Lenguaje, modernidad y hegemonía

En vista de la interminable multiplicidad de perspectivas existentes sobre la modernidad como época histórica y los que serían sus rasgos constitutivos, un enfoque muy persuasivo es el que propone comprenderla, no como una categoría analítica, sino como un instrumento ideológico-político (una propuesta de historiadores como Frederick Cooper, James Sanders, Sebastian Conrad): esto es, como una caja de herramientas (a 'claim-making device', dice Cooper) desplegada por distintos actores en diferentes instancias para legitimar o movilizar reivindicaciones concretas. Además de evitarnos la confusión conceptual en torno al concepto, este enfoque tiene la ventaja de que caza con la evidencia clara de que en nombre de la modernidad se han avanzado, no solo agendas variadísimas, sino incluso contradictorias: pretensiones coloniales lo mismo que luchas anti-imperiales, políticas racistas y universalistas, apuestas de izquierda y de derecha, etc. Por ello, en lugar de buscar definir el umbral a partir del cual una sociedad entraría en la modernidad, como en las teorías de la modernización, o de tratar de encontrar la supuesta lógica subyacente del régimen onto-epistémico y geopolítico moderno, como quiere la teoría decolonial, lo que importa desde esta perspectiva son los distintos usos con que se utiliza políticamente lo que puede llamarse el lenguaje de la modernidad: formulaciones concretas de lo que es moderno o no, que a su vez se acompañan de distintas articulaciones de una familia de ideas y valores tales como ilustración, progreso, democracia, igualdad, libertad, universalismo, razón, etc.

Este enfoque no está exento de problemas.

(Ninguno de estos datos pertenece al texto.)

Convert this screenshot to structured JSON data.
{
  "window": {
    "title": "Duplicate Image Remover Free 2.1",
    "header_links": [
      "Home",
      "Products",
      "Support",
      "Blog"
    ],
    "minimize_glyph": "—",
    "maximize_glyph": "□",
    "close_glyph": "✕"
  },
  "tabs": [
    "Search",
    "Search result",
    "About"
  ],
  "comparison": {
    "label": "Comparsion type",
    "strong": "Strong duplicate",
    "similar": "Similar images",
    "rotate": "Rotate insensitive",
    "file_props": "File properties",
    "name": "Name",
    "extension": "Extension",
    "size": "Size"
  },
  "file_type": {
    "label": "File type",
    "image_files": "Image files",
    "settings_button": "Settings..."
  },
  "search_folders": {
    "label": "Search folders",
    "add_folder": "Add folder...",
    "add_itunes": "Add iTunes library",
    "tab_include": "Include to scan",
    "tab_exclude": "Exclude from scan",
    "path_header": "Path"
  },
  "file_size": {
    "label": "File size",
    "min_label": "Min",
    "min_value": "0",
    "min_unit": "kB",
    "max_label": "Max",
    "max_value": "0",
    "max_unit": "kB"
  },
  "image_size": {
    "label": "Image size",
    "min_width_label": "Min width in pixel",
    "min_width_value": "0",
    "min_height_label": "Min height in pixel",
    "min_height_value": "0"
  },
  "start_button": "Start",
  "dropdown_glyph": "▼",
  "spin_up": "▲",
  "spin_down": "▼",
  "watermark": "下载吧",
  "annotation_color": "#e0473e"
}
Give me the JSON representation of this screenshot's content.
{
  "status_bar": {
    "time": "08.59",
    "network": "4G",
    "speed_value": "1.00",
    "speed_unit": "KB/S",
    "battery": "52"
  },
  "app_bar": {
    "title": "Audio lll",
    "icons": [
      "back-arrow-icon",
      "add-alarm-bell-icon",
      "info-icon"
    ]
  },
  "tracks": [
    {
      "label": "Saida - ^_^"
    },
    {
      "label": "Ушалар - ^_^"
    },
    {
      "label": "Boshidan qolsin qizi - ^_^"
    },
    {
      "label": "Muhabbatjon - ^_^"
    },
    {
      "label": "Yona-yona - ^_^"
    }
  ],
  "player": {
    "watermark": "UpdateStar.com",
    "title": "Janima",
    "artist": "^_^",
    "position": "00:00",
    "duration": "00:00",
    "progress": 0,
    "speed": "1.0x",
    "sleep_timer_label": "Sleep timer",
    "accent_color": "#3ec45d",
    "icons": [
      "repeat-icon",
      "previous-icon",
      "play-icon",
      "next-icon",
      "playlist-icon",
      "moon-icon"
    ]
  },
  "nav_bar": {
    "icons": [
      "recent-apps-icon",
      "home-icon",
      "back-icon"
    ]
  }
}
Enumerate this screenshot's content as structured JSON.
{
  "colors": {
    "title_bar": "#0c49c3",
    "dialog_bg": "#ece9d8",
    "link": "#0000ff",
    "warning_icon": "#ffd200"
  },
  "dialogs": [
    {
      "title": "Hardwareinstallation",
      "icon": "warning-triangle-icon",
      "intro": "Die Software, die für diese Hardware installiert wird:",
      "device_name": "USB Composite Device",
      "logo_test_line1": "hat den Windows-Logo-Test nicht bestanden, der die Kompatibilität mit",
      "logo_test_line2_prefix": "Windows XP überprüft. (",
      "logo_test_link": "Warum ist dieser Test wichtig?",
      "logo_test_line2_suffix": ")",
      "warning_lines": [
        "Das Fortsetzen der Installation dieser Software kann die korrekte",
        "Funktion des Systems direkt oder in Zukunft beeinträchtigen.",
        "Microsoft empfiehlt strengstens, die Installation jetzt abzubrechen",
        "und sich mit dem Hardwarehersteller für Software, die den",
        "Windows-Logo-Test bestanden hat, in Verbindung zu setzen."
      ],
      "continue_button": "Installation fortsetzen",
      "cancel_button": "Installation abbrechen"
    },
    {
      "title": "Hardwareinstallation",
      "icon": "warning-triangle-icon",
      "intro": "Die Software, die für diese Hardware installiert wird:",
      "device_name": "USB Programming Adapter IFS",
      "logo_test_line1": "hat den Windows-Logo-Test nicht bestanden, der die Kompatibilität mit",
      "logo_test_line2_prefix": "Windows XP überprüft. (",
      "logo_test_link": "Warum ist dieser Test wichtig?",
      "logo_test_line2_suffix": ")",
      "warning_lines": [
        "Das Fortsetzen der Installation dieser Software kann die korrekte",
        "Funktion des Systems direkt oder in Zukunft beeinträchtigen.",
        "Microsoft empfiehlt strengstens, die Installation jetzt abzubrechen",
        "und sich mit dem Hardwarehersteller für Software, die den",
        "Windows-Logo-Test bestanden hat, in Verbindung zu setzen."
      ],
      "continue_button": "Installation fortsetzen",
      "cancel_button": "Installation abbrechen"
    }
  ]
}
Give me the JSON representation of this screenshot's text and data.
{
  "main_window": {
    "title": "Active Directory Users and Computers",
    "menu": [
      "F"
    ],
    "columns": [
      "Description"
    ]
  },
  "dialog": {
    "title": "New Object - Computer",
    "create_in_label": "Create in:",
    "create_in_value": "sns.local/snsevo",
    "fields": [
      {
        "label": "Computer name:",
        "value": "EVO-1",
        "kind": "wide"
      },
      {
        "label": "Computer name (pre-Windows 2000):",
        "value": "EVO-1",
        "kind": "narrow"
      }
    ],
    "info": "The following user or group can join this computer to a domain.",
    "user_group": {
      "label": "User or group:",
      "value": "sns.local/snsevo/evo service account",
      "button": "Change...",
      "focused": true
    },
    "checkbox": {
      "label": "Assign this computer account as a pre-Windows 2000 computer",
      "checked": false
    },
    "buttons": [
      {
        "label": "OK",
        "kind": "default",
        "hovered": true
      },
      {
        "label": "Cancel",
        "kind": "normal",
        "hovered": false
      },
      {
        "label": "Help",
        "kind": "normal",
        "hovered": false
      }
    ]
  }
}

Uno importante es que parece que nos deja sin cómo distinguir entre usos y abusos de los concepto. Habría objeciones muy razonables si alguien caracterizara a Kim Jong-un como un líder pro-ilustración o quisiera explicarnos los conceptos de libertad y democracia remitiéndonos a los discursos de Bush Jr. durante la invasión de Irak. Los ejemplos de manipulaciones de este tipo son fácilmente multiplicables. Es un problema teórico, pero también político: sin poder distinguir entre el uso y el abuso, los conceptos pierden su capacidad movilizadora. ¿Debemos concluir que esa distinción es meramente ideológica? No solamente, según pienso. Pero el punto que estos ejemplos constatan es, simplemente, que en la contienda por la hegemonía no solo se trata de las categorías, sino del contenido con que las llenamos.

Ni el lenguaje de la modernidad, como postulan los decoloniales, es inherentemente colonial, patriarcal y capitalista, ni el 'buen vivir' o el 'vivir sabroso' son necesariamente categorías liberadoras que nos llevarán a otro modelo civilizatorio. La atribución de super-poderes ideológicos a las palabras en sí mismas es por excelencia un gesto idealista que extravía el análisis político lejos de las pugnas coyunturales concretas y propicia dogmatismos, posiciones maximalistas y sectarismos. El punto está (en buen espíritu wittgensteiniano, si se quiere) en cómo movilizamos esas herramientas retóricas en la disputa por la hegemonía.